Me explicaron que cuando alguien comete un delito y la justicia actúa, el culpable es condenado, y cumplirá su pena encerrado en algún sitio. Entonces me entregaron los documentos oficiales de la Policía Judicial y del Juez relativos a mi crimen, comunicándome que a tenor de lo que establecía el Código Procesal Penal “Quien cause culpablemente la muerte de una persona en violación de las normas de tráfico será condenado a una pena de prisión de dos a siete años», me iban a encerrar en esta celda, en esta vieja cárcel. Para mí se cerró el cielo y empezó la oscuridad. Recuerdo que el carcelero recorría los pasillos para comprobar si en las pequeñas celdas todo estaba tranquilo. El silencio total sólo se interrumpía por el sonido metálico y algo lúgubre de esas grandes llaves de hierro, que colgaban de su cinturón golpeándose entre sí. Un sonido que nunca olvidaré. Cumplí mi condena de cinco años de cárcel, y el día que salí el carcelero vino a saludarme y me dijo “Te deseo que atesores esta mala experiencia y, para que no la olvides, te regalo esta vieja llave un poco oxidada. Es la de tu celda.”
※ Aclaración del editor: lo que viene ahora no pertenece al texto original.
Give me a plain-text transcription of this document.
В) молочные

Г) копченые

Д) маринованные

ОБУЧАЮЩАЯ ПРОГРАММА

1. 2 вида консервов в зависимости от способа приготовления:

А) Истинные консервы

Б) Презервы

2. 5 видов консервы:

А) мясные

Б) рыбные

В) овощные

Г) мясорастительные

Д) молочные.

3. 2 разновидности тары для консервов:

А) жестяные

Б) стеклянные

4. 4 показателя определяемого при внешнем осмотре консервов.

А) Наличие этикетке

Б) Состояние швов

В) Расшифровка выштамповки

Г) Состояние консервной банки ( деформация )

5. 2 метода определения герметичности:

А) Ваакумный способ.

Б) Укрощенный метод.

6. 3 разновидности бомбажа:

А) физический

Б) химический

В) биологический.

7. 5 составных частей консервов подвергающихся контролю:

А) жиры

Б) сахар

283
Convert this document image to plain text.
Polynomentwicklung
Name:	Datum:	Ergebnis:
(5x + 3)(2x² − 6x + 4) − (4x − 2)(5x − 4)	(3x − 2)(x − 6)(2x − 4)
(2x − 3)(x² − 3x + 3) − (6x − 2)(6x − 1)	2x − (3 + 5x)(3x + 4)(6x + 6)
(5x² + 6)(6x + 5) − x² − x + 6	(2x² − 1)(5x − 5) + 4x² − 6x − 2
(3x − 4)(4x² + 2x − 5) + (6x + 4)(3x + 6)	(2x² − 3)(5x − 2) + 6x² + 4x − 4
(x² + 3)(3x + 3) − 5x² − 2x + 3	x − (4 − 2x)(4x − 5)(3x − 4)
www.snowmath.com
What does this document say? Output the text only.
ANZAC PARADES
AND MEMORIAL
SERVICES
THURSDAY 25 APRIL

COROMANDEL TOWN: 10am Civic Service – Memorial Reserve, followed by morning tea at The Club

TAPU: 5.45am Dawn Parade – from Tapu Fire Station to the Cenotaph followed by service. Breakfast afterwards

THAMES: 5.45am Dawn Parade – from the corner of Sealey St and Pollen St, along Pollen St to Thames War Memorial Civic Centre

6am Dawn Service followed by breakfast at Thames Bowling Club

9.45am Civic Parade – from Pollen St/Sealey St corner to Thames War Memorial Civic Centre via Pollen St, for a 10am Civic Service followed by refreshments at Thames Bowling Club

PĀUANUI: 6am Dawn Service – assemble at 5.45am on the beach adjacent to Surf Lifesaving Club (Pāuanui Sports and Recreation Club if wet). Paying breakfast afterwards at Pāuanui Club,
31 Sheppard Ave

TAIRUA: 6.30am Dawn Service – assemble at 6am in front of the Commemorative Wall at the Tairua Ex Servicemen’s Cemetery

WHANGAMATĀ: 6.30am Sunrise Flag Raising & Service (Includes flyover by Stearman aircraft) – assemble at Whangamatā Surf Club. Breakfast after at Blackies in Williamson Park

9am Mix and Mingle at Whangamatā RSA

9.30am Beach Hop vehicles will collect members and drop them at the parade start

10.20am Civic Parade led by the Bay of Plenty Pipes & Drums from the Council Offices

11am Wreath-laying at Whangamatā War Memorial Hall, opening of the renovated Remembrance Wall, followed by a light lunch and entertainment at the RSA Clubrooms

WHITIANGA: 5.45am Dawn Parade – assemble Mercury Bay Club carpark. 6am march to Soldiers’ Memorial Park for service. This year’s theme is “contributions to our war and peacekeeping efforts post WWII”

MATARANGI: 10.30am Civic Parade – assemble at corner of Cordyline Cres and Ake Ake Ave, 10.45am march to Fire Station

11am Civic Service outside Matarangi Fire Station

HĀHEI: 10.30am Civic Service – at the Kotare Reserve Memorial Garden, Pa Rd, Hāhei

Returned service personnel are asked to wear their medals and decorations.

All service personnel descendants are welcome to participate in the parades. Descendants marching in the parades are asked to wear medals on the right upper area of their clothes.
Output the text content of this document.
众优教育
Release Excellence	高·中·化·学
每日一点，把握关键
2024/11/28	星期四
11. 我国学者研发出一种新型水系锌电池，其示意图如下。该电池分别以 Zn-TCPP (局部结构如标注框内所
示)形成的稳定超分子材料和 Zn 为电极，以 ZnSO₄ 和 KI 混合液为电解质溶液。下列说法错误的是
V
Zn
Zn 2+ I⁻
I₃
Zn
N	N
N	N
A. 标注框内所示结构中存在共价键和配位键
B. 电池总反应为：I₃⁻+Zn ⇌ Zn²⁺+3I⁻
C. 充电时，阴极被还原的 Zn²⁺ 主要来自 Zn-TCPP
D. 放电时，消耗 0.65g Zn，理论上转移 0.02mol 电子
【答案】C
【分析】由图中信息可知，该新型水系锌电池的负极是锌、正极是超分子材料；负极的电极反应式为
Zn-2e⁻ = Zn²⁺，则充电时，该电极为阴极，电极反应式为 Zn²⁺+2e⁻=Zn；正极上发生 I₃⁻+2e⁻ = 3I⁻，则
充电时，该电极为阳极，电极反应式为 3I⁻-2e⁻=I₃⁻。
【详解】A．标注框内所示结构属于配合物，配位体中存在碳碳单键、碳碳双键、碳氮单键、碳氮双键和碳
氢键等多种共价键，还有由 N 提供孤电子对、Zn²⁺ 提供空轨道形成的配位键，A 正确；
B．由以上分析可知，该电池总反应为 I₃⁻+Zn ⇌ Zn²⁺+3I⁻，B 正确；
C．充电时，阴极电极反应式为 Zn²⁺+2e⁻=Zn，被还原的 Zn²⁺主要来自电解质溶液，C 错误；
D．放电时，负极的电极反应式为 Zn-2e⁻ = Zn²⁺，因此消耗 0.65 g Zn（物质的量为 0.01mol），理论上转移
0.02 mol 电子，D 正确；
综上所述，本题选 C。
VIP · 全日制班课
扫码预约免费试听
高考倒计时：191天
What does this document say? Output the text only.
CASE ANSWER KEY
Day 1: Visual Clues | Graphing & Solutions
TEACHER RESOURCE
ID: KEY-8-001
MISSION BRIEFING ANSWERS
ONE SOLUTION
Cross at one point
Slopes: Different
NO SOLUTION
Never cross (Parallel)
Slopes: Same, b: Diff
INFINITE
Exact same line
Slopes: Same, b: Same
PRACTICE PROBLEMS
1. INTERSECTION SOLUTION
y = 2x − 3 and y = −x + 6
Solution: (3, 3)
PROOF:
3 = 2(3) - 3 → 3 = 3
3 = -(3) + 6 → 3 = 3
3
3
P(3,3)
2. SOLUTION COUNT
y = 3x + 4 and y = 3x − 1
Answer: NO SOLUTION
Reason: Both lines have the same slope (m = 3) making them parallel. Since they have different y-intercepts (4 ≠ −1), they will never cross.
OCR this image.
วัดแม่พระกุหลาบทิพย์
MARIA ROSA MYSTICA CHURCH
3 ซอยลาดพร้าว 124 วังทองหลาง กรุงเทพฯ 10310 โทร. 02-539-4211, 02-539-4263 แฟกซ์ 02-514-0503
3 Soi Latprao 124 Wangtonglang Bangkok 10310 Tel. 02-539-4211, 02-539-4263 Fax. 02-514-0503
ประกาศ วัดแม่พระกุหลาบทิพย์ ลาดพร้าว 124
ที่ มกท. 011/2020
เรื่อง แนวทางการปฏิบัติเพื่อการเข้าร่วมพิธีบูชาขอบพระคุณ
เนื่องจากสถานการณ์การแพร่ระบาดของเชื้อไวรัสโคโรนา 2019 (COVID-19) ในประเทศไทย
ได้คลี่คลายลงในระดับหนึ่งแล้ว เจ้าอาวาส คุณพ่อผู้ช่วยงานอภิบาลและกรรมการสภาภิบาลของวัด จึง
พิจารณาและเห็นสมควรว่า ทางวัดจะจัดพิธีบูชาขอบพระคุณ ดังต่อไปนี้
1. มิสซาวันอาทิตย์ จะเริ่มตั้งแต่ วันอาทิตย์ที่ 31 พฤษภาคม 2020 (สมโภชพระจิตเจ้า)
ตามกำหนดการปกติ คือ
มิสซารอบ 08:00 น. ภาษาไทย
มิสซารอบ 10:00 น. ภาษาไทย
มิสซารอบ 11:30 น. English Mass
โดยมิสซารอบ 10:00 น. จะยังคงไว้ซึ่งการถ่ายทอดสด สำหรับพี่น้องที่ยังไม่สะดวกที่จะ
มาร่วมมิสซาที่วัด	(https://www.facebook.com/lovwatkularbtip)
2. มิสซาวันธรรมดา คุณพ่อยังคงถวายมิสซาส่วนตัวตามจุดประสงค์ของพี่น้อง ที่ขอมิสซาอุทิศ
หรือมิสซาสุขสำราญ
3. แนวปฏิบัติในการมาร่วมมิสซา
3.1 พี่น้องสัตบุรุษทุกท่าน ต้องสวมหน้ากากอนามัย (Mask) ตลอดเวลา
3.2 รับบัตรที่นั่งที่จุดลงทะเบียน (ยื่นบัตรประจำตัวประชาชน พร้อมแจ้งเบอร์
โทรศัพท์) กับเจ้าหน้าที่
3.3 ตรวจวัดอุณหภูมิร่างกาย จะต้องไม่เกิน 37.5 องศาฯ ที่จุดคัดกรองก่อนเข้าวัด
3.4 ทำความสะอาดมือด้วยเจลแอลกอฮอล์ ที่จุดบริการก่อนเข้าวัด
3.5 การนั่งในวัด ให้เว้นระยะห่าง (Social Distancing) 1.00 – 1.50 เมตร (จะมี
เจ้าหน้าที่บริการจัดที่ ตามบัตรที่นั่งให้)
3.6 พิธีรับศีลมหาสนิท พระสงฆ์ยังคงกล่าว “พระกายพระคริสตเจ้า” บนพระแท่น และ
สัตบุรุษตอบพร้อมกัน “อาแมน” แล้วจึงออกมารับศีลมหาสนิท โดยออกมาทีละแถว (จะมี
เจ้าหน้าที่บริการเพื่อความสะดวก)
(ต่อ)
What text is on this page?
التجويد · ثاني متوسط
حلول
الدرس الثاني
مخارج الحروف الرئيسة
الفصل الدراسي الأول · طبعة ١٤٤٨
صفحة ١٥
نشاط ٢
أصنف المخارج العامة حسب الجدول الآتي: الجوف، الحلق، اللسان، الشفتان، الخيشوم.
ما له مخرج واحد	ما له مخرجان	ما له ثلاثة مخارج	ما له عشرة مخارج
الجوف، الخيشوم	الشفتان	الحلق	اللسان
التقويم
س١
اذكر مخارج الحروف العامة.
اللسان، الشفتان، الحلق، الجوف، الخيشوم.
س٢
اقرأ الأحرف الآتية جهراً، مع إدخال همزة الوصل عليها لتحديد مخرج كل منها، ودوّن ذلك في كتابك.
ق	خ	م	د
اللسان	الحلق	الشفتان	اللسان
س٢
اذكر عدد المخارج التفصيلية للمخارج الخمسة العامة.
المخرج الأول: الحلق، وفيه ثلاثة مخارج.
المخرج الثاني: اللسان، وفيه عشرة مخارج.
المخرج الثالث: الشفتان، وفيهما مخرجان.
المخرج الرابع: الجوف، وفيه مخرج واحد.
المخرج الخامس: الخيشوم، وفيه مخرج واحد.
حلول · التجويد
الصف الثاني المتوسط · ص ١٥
Ahora tengo 45 años y soy funcionario de prisiones. Las puertas de las celdas ya no se abren con llaves de hierro, sino con dispositivos electrónicos, pero siempre llevo conmigo la vieja llave oxidada, colgando de mi cinturón. Hay muchas llaves en la vida de cada ser humano, cada uno tiene la suya. La mía no es una llave de música o de literatura, la mía es una vieja llave de hierro.